The EU are being moaned at about lobbying transparency. Mostly the complaints are about food companies ‘blocking new sugar laws’.

We don’t need a law on sugar. It’s sugar. You buy it and eat it or don’t buy it and don’t eat it. Or you can plant some sugar beet and extract your own. Nobody needs a law telling them how much they can have and we really don’t need to start on food taxation. That way lies the starving poor.

It’s a two edged sword though. The EU will be under pressure to be totally transparent on lobbying from Big Food, Big Baccy, Big Other Stuff… but also under pressure to keep quiet about lobbying from Big Brother.

These sugar laws didn’t come from any government office. They came from lobbying by Big Nanny. The tax-funded lobby groups who want us all under the biggest thumb since Stalin’s.

If they want total lobbying transparency then ASH and the rest will have to declare how much they spend on lobbying governments, what they are saying and most of all… who’s paying for it.

Unlike private corporations, the ones paying for these nannying groups are… us.

Yes, you antismokers might be all pleased with ASH, you thinnies might be delighted with the sugar haters, you tea-total people might be rejoicing at the booze removers and well you might. You’re paying for them all. If all those groups didn’t exist you could be paying less tax.

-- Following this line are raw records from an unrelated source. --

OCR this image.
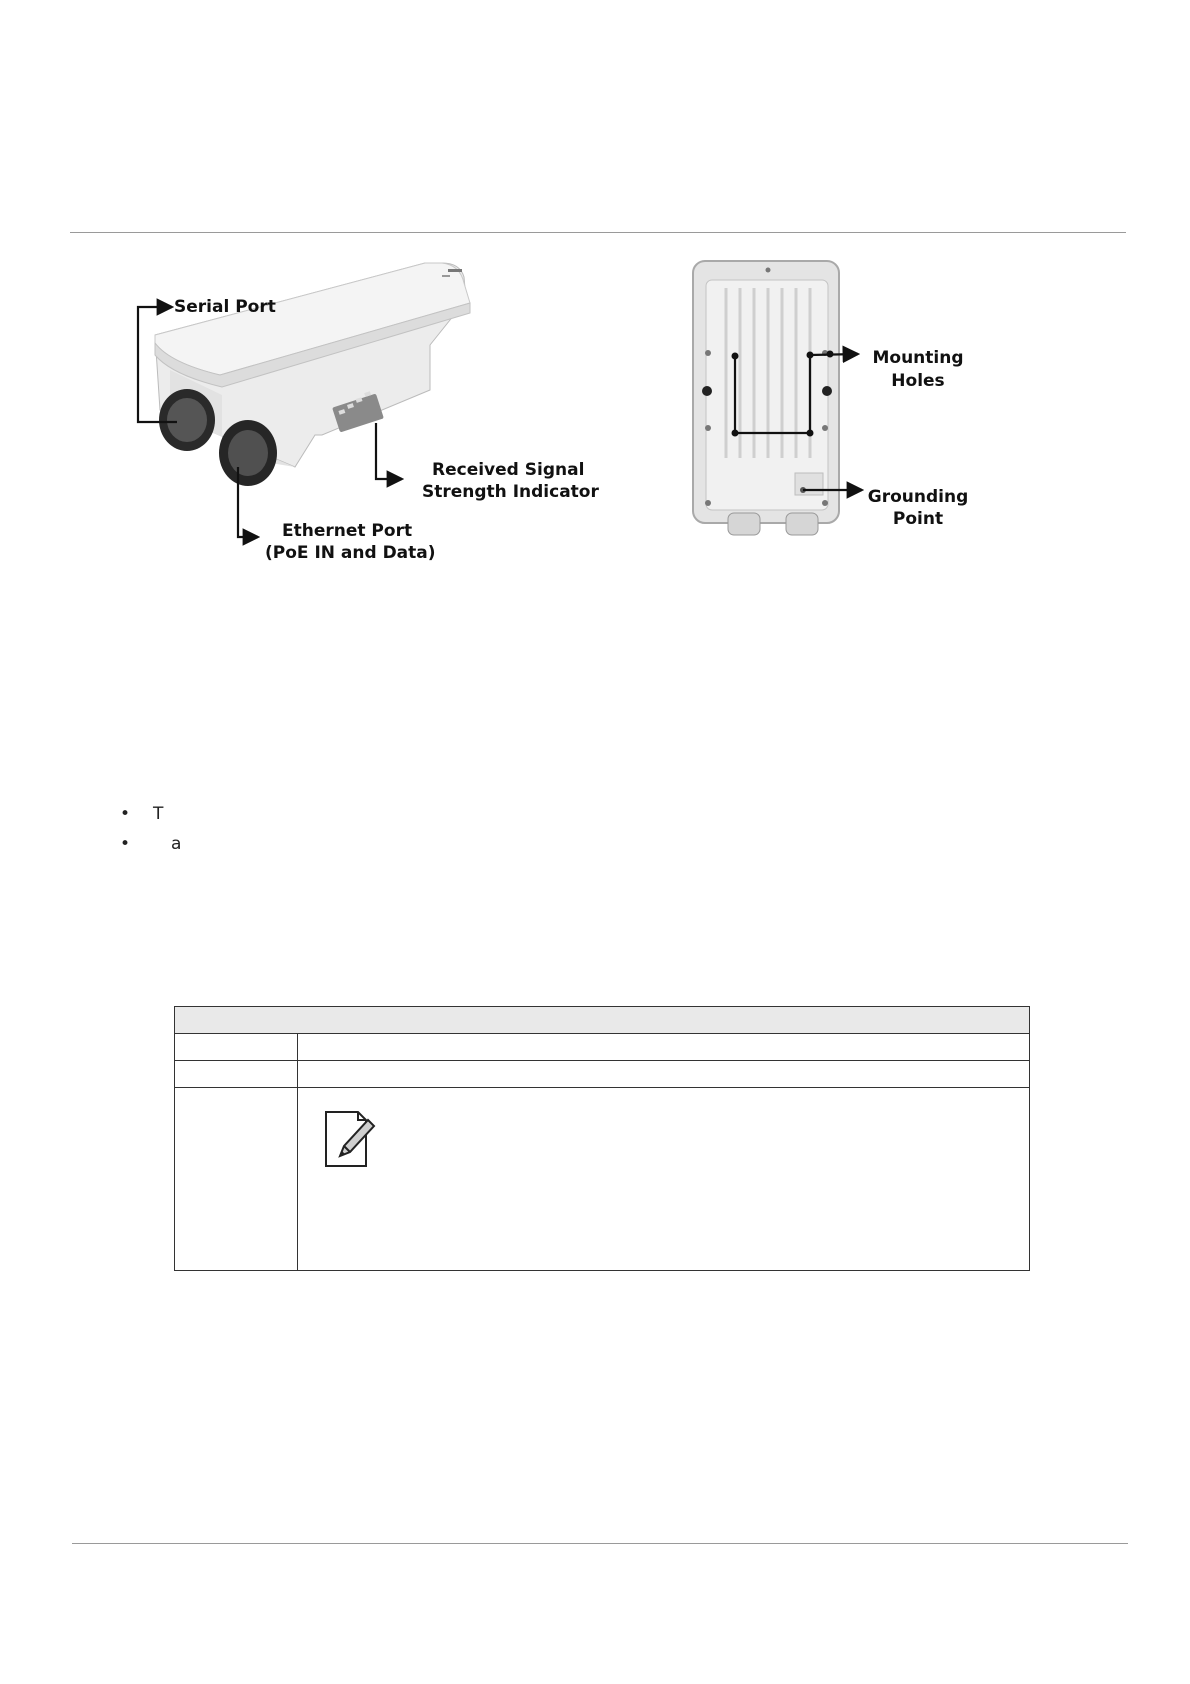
Serial Port
Received Signal
Strength Indicator
Ethernet Port
(PoE IN and Data)
Mounting
Holes
Grounding
Point
• T
• a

But hey, you love them all so much you don’t mind paying more income tax and more tax on your food on top of that.

I’m going to have a big garden. So far I have identified four apple trees and haven’t explored the wooded part much at all. There will be food grown there.

And tobacco.

Maybe sugar beet too.

Then… there’s the grapes… and you know what’s happening to them.